Beyond simulation, R provides companion functions to evaluate and summarize continuous distributions. Each distribution in base R follows a simple naming convention:

• d - density function
• p - cumulative distribution function (CDF)
• q - quantile function
• r - random number generation

For example, the Student’s t distribution uses dt, pt, qt, and rt. Base R includes the most common continuous distributions, normal, t, chi-square, exponential, gamma, and beta, but many additional distributions are available in specialized packages such as extraDistr and actuar. While there are dozens of continuous distributions in use, the ones provided by base R cover the majority of applications encountered in practice.

6.6 Exercises

1. Assume the distribution of female heights is approximated by a normal distribution with a mean of 64 inches and a standard deviation of 3 inches. If we pick a female at random, what is the probability that she is 5 feet or shorter?

2. Assume the distribution of female heights is approximated by a normal distribution with a mean of 64 inches and a standard deviation of 3 inches. If we pick a female at random, what is the probability that she is 6 feet or taller?

3. Assume the distribution of female heights is approximated by a normal distribution with a mean of 64 inches and a standard deviation of 3 inches. If we pick a female at random, what is the probability that she is between 61 and 67 inches?

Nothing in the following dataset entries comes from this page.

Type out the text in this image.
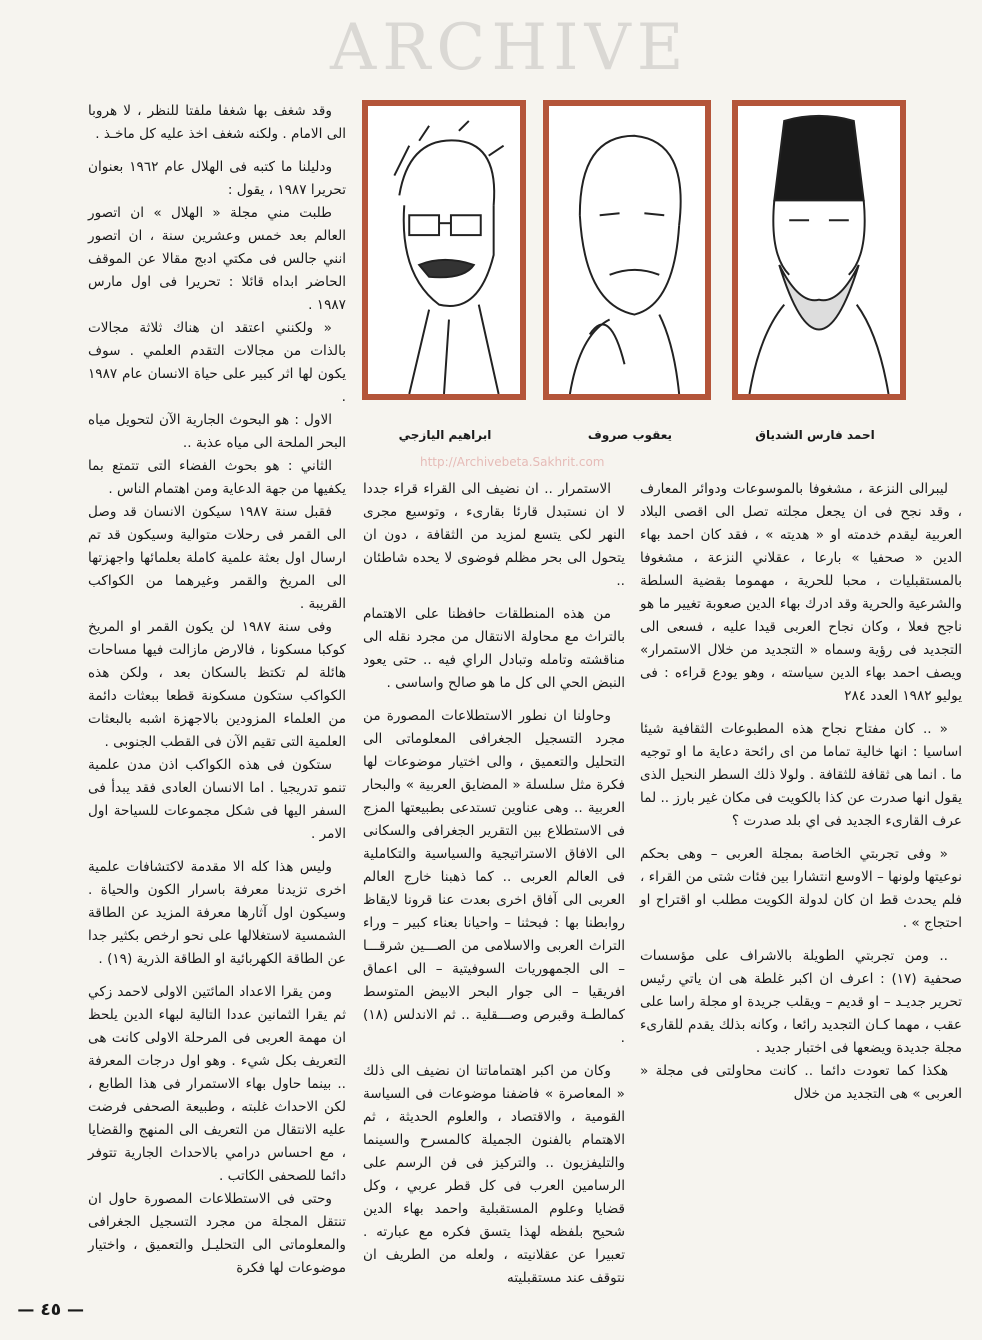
ARCHIVE
ابراهيم اليازجي	يعقوب صروف	احمد فارس الشدياق
http://Archivebeta.Sakhrit.com

ليبرالى النزعة ، مشغوفا بالموسوعات ودوائر المعارف ، وقد نجح فى ان يجعل مجلته تصل الى اقصى البلاد العربية ليقدم خدمته او « هديته » ، فقد كان احمد بهاء الدين « صحفيا » بارعا ، عقلاني النزعة ، مشغوفا بالمستقبليات ، محبا للحرية ، مهموما بقضية السلطة والشرعية والحرية وقد ادرك بهاء الدين صعوبة تغيير ما هو ناجح فعلا ، وكان نجاح العربى قيدا عليه ، فسعى الى التجديد فى رؤية وسماه « التجديد من خلال الاستمرار» ويصف احمد بهاء الدين سياسته ، وهو يودع قراءه : فى يوليو ١٩٨٢ العدد ٢٨٤

« .. كان مفتاح نجاح هذه المطبوعات الثقافية شيئا اساسيا : انها خالية تماما من اى رائحة دعاية ما او توجيه ما . انما هى ثقافة للثقافة . ولولا ذلك السطر النحيل الذى يقول انها صدرت عن كذا بالكويت فى مكان غير بارز .. لما عرف القارىء الجديد فى اي بلد صدرت ؟

« وفى تجربتي الخاصة بمجلة العربى – وهى بحكم نوعيتها ولونها – الاوسع انتشارا بين فئات شتى من القراء ، فلم يحدث قط ان كان لدولة الكويت مطلب او اقتراح او احتجاج » .

.. ومن تجربتي الطويلة بالاشراف على مؤسسات صحفية (١٧) : اعرف ان اكبر غلطة هى ان ياتي رئيس تحرير جديـد – او قديم – ويقلب جريدة او مجلة راسا على عقب ، مهما كـان التجديد رائعا ، وكانه بذلك يقدم للقارىء مجلة جديدة ويضعها فى اختبار جديد .

هكذا كما تعودت دائما .. كانت محاولتى فى مجلة « العربى » هى التجديد من خلال

الاستمرار .. ان نضيف الى القراء قراء جددا لا ان نستبدل قارئا بقارىء ، وتوسيع مجرى النهر لكى يتسع لمزيد من الثقافة ، دون ان يتحول الى بحر مظلم فوضوى لا يحده شاطئان ..

من هذه المنطلقات حافظنا على الاهتمام بالتراث مع محاولة الانتقال من مجرد نقله الى مناقشته وتامله وتبادل الراي فيه .. حتى يعود النبض الحي الى كل ما هو صالح واساسى .

وحاولنا ان نطور الاستطلاعات المصورة من مجرد التسجيل الجغرافى المعلوماتى الى التحليل والتعميق ، والى اختيار موضوعات لها فكرة مثل سلسلة « المضايق العربية » والبحار العربية .. وهى عناوين تستدعى بطبيعتها المزج فى الاستطلاع بين التقرير الجغرافى والسكانى الى الافاق الاستراتيجية والسياسية والتكاملية فى العالم العربى .. كما ذهبنا خارج العالم العربى الى آفاق اخرى بعدت عنا قرونا لايقاظ روابطنا بها : فبحثنا – واحيانا بعناء كبير – وراء التراث العربى والاسلامى من الصـــين شرقـــا – الى الجمهوريات السوفيتية – الى اعماق افريقيا – الى جوار البحر الابيض المتوسط كمالطـة وقبرص وصـــقلية .. ثم الاندلس (١٨) .

وكان من اكبر اهتماماتنا ان نضيف الى ذلك « المعاصرة » فاضفنا موضوعات فى السياسة القومية ، والاقتصاد ، والعلوم الحديثة ، ثم الاهتمام بالفنون الجميلة كالمسرح والسينما والتليفزيون .. والتركيز فى فن الرسم على الرسامين العرب فى كل قطر عربي ، وكل قضايا وعلوم المستقبلية واحمد بهاء الدين شحيح بلفظه لهذا يتسق فكره مع عبارته . تعبيرا عن عقلانيته ، ولعله من الطريف ان نتوقف عند مستقبليته

وقد شغف بها شغفا ملفتا للنظر ، لا هروبا الى الامام . ولكنه شغف اخذ عليه كل ماخـذ .

ودليلنا ما كتبه فى الهلال عام ١٩٦٢ بعنوان تحريرا ١٩٨٧ ، يقول :

طلبت مني مجلة « الهلال » ان اتصور العالم بعد خمس وعشرين سنة ، ان اتصور انني جالس فى مكتي ادبج مقالا عن الموقف الحاضر ابداه قائلا : تحريرا فى اول مارس ١٩٨٧ .

« ولكنني اعتقد ان هناك ثلاثة مجالات بالذات من مجالات التقدم العلمي . سوف يكون لها اثر كبير على حياة الانسان عام ١٩٨٧ .

الاول : هو البحوث الجارية الآن لتحويل مياه البحر الملحة الى مياه عذبة ..

الثاني : هو بحوث الفضاء التى تتمتع بما يكفيها من جهة الدعاية ومن اهتمام الناس .

فقبل سنة ١٩٨٧ سيكون الانسان قد وصل الى القمر فى رحلات متوالية وسيكون قد تم ارسال اول بعثة علمية كاملة بعلمائها واجهزتها الى المريخ والقمر وغيرهما من الكواكب القريبة .

وفى سنة ١٩٨٧ لن يكون القمر او المريخ كوكبا مسكونا ، فالارض مازالت فيها مساحات هائلة لم تكتظ بالسكان بعد ، ولكن هذه الكواكب ستكون مسكونة قطعا ببعثات دائمة من العلماء المزودين بالاجهزة اشبه بالبعثات العلمية التى تقيم الآن فى القطب الجنوبى .

ستكون فى هذه الكواكب اذن مدن علمية تنمو تدريجيا . اما الانسان العادى فقد يبدأ فى السفر اليها فى شكل مجموعات للسياحة اول الامر .

وليس هذا كله الا مقدمة لاكتشافات علمية اخرى تزيدنا معرفة باسرار الكون والحياة . وسيكون اول آثارها معرفة المزيد عن الطاقة الشمسية لاستغلالها على نحو ارخص بكثير جدا عن الطاقة الكهربائية او الطاقة الذرية (١٩) .

ومن يقرا الاعداد المائتين الاولى لاحمد زكي ثم يقرا الثمانين عددا التالية لبهاء الدين يلحظ ان مهمة العربى فى المرحلة الاولى كانت هى التعريف بكل شيء . وهو اول درجات المعرفة .. بينما حاول بهاء الاستمرار فى هذا الطابع ، لكن الاحداث غلبته ، وطبيعة الصحفى فرضت عليه الانتقال من التعريف الى المنهج والقضايا ، مع احساس درامي بالاحداث الجارية تتوفر دائما للصحفى الكاتب .

وحتى فى الاستطلاعات المصورة حاول ان تنتقل المجلة من مجرد التسجيل الجغرافى والمعلوماتى الى التحليـل والتعميق ، واختيار موضوعات لها فكرة

— ٤٥ —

4. Repeat the exercise above, but convert everything to centimeters. That is, multiply every height, including the standard deviation, by 2.54. What is the answer now?

5. Notice that the answer to the question does not change when you change units. This makes sense since the standard deviations from the average for an entry in a list are not affected by what units we use. In fact, if you look closely, you notice that 61 and 67 are both 1 SD away from the average. Compute the probability that a randomly picked, normally distributed random variable is within 1 SD from the average.

6. To understand the mathematical rationale that explains why the answers to exercises 3, 4, and 5, suppose we have a random variable \(X\) with average \(\mu\) and standard error \(\sigma\) and that we ask what is the probability of \(X\) being smaller or equal to \(a\). The probability is:

\[ \mathrm{Pr}(X \leq a) \] Remember that, by definition, \(a\) is \((a - \mu)/\sigma\) standard deviations \(s\) away from the average \(\mu\). Now we subtract \(\mu\) to both sides and then divide both sides by \(\sigma\):

\[ \mathrm{Pr}\left(\frac{X-\mu}{\sigma} \leq \frac{a-\mu}{\sigma} \right) \]

The quantity on the left is a standard normal random variable. It has an average of 0 and a standard error of 1. We will call it \(Z\):

\[ \mathrm{Pr}\left(Z \leq \frac{a-\mu}{\sigma} \right) \]

So, no matter the units, the probability of \(X\leq a\) is the same as the probability of a standard normal variable being less than \((a - \mu)/s\).

If m is the average and s the standard error, which of the following R code would give us the right answer in every situation?

1. mean(X <= a)
2. pnorm((a - m)/s)
3. pnorm((a - m)/s, m, s)
4. pnorm(a)

7. Imagine the distribution of male adults is approximately normal with an expected value of 69 and a standard deviation of 3. How tall is the male in the 99th percentile? Hint: use qnorm.

8. IQ scores are approximately normally distributed, with a mean of 100 and a standard deviation of 15. Suppose we want to know what the distribution of the highest IQ would look like across all high school graduating classes if 10,000 people are born each year in a school district. Run a Monte Carlo simulation with B = 1000, where each iteration generates 10,000 IQ scores and records the highest value. Then, create a histogram to visualize the distribution of the maximum IQ in the district.